Convirtió en bandera la sentencia de un jornalero andaluz que, ante la coacción del señorito, respondió: “En mi hambre mando yo”. La frase resuena como un puñetazo en la mesa. Es la divisa de la dignidad frente al cacique, un recordatorio incómodo cuando la libertad se confunde con el consumo. Anguita advertía: la soberanía empieza por tener lo suficiente para no venderse.
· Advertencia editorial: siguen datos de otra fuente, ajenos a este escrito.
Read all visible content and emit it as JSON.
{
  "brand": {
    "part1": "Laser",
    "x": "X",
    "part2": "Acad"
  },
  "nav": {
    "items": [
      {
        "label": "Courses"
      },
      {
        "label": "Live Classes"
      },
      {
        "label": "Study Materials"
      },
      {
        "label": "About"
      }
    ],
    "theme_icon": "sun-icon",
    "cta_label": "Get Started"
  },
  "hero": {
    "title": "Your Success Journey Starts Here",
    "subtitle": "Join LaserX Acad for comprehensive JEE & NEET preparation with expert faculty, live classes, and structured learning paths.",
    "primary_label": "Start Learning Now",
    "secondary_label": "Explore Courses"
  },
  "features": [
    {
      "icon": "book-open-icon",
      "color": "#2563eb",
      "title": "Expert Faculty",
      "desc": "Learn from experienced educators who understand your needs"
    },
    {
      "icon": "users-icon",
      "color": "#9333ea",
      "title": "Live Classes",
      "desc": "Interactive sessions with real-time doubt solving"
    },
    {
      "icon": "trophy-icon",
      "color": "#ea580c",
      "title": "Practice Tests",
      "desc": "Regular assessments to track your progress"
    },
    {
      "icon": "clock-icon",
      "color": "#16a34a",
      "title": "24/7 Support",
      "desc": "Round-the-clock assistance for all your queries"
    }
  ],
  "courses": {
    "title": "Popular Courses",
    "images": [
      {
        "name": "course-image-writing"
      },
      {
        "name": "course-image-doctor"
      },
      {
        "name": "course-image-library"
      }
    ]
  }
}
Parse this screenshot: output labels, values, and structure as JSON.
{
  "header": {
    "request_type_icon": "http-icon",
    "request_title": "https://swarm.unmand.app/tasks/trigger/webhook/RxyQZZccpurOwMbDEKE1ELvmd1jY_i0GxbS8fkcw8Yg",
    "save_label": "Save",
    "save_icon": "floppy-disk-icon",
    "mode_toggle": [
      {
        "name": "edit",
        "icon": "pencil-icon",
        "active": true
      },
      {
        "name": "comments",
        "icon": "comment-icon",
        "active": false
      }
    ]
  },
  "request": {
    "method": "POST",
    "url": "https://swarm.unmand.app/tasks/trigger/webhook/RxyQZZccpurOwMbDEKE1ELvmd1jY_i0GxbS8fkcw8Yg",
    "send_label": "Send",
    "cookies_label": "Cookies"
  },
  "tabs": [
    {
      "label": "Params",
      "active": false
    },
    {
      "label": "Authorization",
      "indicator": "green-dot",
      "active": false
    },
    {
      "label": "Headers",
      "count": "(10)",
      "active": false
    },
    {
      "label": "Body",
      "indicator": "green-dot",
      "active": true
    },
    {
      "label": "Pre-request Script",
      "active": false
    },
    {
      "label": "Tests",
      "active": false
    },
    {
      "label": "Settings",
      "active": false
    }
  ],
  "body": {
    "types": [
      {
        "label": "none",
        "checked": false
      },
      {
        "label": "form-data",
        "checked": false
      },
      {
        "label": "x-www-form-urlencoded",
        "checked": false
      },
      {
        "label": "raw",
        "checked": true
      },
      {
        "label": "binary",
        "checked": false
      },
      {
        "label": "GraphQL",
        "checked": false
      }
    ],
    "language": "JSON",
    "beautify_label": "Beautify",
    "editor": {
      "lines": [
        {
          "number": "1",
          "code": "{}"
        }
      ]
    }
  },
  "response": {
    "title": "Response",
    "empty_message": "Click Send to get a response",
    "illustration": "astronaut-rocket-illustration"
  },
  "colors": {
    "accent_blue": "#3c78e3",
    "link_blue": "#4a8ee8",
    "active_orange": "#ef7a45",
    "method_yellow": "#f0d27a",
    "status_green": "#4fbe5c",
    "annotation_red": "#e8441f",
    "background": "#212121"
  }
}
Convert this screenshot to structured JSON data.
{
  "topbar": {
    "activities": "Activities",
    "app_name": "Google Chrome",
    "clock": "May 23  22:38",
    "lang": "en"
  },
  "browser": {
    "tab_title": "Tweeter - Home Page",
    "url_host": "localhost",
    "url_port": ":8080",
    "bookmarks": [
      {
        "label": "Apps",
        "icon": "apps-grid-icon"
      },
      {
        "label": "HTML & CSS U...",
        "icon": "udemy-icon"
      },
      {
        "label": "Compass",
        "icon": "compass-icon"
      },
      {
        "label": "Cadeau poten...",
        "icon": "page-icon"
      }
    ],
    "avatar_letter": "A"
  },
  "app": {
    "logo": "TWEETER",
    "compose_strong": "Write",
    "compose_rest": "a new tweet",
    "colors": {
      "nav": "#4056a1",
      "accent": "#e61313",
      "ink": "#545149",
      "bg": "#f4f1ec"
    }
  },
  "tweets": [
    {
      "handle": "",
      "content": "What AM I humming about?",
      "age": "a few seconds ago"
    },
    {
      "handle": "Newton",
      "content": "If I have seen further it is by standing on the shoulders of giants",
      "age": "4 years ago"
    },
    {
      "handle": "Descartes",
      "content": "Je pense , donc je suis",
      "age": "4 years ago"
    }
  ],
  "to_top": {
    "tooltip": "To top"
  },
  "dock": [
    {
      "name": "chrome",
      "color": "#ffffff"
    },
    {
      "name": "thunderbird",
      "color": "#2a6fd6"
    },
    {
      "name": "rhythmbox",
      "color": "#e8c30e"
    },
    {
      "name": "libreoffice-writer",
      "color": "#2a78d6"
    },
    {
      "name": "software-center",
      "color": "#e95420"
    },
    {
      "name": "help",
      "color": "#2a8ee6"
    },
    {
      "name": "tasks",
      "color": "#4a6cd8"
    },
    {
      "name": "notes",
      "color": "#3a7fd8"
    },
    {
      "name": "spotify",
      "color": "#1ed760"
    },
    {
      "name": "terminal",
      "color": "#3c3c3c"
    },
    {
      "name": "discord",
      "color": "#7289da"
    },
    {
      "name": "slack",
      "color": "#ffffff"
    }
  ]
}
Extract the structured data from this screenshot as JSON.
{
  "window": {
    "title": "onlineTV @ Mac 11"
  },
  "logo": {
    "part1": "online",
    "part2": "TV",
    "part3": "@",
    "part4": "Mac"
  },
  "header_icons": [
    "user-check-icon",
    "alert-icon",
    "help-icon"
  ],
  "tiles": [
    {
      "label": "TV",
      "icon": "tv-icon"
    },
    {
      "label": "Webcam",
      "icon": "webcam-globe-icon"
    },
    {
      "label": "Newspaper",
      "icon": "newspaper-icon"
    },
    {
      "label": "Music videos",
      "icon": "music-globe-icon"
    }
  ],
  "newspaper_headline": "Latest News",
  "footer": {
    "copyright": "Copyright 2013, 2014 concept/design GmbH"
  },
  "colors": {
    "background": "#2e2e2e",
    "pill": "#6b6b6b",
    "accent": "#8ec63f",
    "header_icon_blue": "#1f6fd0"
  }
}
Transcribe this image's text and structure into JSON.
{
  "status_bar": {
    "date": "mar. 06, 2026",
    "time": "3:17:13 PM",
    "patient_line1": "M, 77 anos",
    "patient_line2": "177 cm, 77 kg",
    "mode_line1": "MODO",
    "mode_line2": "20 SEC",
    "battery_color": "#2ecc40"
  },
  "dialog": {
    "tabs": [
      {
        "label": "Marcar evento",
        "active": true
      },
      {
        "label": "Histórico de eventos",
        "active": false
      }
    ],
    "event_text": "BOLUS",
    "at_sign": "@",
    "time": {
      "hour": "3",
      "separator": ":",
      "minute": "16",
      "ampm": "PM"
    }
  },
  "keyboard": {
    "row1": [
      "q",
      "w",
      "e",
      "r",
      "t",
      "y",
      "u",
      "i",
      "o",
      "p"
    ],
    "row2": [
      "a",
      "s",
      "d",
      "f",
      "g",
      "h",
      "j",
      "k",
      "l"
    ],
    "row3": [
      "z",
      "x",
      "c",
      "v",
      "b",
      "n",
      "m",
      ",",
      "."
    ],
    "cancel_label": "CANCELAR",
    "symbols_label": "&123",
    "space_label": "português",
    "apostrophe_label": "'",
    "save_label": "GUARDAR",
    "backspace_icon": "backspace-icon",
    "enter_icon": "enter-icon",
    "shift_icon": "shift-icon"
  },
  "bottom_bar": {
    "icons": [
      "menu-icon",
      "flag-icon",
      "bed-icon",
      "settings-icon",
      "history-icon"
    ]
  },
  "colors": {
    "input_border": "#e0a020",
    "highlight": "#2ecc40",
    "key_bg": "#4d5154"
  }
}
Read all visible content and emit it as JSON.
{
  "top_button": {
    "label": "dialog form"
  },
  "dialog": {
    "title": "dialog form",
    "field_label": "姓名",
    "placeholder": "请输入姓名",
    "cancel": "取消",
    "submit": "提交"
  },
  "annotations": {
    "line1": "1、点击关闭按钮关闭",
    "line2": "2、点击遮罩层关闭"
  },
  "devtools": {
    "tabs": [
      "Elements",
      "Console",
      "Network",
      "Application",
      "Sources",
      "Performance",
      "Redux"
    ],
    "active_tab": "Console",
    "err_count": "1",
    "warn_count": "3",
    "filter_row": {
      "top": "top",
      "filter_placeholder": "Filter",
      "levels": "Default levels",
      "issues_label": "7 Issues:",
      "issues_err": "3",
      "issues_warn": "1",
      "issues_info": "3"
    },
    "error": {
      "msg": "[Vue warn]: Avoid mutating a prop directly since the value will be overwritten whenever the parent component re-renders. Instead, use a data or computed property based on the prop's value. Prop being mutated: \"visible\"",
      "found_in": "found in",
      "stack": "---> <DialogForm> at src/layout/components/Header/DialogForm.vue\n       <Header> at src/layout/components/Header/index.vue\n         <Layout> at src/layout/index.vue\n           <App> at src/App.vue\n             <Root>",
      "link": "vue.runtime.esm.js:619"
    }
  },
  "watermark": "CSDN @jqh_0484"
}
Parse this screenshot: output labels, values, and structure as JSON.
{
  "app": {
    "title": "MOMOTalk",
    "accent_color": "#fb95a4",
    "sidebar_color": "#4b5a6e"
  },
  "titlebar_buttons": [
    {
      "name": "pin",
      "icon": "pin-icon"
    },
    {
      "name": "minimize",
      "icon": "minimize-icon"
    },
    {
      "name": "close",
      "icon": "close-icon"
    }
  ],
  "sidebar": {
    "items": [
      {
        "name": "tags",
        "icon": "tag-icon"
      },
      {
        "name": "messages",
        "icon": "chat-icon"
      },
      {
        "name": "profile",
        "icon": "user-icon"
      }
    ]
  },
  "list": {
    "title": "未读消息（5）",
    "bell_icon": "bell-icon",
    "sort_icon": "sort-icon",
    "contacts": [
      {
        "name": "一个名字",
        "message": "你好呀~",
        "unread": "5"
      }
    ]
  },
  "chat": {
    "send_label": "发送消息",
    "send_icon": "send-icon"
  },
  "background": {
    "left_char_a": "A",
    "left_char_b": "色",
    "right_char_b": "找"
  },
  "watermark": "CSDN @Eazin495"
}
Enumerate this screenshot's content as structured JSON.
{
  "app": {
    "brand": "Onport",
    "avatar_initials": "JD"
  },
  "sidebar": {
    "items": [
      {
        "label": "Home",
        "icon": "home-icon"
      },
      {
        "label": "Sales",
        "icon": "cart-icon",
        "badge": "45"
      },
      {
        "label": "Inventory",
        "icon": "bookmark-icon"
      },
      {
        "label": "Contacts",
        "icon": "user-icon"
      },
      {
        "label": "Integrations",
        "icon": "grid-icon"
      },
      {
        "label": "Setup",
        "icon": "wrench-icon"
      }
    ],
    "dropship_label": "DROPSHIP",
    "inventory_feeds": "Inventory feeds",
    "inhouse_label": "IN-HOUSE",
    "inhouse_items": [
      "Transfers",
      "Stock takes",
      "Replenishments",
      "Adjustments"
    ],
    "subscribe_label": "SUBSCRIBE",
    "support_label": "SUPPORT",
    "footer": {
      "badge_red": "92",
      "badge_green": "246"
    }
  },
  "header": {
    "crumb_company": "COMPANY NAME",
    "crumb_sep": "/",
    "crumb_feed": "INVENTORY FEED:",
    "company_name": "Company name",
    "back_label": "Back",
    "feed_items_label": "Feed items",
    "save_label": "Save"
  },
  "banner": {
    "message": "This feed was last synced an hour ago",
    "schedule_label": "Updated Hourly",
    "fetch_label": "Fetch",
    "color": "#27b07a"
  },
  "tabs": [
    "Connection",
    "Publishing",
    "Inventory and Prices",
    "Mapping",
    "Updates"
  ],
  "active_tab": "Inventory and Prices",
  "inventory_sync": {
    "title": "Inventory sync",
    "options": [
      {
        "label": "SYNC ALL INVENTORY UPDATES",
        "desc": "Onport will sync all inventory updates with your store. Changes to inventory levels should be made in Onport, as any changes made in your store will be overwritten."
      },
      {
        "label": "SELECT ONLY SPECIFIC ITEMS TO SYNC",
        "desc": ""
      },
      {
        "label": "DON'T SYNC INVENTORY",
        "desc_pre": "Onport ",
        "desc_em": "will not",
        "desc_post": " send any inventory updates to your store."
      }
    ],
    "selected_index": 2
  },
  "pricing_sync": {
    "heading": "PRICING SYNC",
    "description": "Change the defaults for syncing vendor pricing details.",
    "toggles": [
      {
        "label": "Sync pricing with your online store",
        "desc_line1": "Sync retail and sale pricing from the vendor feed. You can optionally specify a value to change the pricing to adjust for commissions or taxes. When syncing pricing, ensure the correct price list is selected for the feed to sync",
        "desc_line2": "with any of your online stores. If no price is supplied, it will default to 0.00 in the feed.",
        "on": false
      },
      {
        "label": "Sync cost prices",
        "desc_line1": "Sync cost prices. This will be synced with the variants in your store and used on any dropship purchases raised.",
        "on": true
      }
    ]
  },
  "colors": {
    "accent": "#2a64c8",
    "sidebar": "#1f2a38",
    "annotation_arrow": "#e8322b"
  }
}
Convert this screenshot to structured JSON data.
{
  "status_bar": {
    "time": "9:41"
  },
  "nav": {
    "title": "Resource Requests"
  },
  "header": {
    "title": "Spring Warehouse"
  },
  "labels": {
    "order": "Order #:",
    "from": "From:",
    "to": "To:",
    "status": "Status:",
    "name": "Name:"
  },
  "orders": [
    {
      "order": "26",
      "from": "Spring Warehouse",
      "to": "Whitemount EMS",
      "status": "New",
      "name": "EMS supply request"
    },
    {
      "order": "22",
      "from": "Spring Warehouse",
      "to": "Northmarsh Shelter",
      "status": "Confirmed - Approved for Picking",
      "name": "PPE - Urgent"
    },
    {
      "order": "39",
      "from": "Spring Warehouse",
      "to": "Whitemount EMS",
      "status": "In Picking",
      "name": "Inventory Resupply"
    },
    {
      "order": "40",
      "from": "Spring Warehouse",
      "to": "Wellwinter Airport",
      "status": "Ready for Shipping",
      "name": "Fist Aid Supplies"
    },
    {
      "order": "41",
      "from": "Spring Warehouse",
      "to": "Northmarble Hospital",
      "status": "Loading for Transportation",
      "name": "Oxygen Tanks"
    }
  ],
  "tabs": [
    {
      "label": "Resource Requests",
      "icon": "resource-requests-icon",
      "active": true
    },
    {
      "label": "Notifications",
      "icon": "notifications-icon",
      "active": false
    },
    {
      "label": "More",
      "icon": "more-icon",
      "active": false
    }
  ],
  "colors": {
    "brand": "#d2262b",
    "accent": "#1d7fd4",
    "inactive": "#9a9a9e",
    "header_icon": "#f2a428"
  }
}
El mapa de nuestra democracia reciente es desolador. Salvo el paréntesis de José Luis Rodríguez Zapatero —cuyo ejecutivo, juzgable por su gestión, no cayó carcomido por el saqueo—, la historia del poder en España es una crónica de tribunales. El felipismo terminó ahogado en cal viva y fondos reservados; el aznarismo y sus sucesores incubaron tramas sistémicas como la Gürtel, que ejecutaron políticamente a Rajoy.

En ese lodazal, Anguita molestaba. Fue de los pocos que rompió el pacto de silencio sobre Juan Carlos I, llamándolo “ciudadano Juan Carlos” para despojarlo de impunidad y sentenciando con lucidez: “Es un pícaro que podía cantar y le han buscado la salida de hacerle inviolable”. Y ante la abdicación, no aplaudió; exigió que el Rey explicara el porqué de su marcha, negándose a que la Jefatura del Estado se abandonara sin rendir cuentas.

¿Qué ocultaban décadas de silencio? No era lealtad, era negocio. Una trama de intereses que blindó al monarca para proteger privilegios. La coartada fue tratarnos como menores de edad bajo el chantaje de que, sin Corona, llegaría el caos. Una mentira indigna para un pueblo adulto, capaz de sostener su democracia sin tutelas.

Hoy el escenario es peor. Asistimos a un espectáculo donde se hace política desde los estrados judiciales, pervirtiendo un pilar que debería ser independiente, y donde el cuarto poder, la prensa, ha cambiado demasiadas veces la tinta por la trinchera, convirtiéndose en panfleto de parte. La verdad es la primera víctima.

Pero lo más aterrador de su legado es el espejo que nos puso delante. “No me dan miedo los tanques, me da miedo el silencio de los pueblos”, repetía. Sabía que la tiranía se impone por la inhibición de la “cosa pública”. El silencio de los españoles, esa retirada a la comodidad privada mientras se desmantela el bien común, es el cáncer que nos corroe.

Ese vacío moral, donde robar se percibe como picardía, tiene consecuencias. Cuando la democracia se ensucia, surgen los oportunistas de la nostalgia autoritaria. Pescadores en río revuelto que aprovechan el hartazgo para vender la vuelta a valores oscuros, prometiendo orden donde solo hay saqueo.

Anguita pertenecía a esa estirpe casi extinta de hombres austeros y rectos, herederos de Pi y Margall, Fermín Salvochea o Julián Besteiro. Murió como vivió: sin ruido, pero dejando un estruendo en la conciencia. Usando las palabras del poeta, su honradez no era un adorno, sino aquello necesario como el pan de cada día; lo que no tiene precio. Una herramienta de supervivencia.

Ahora que no está, su memoria es la única venganza de los justos frente a un sistema que premia la sumisión. No era perfecto, pero era verdad. Y en la España de hoy, ser verdad es como mantenerse de pie en un mundo que ha decidido vivir de rodillas.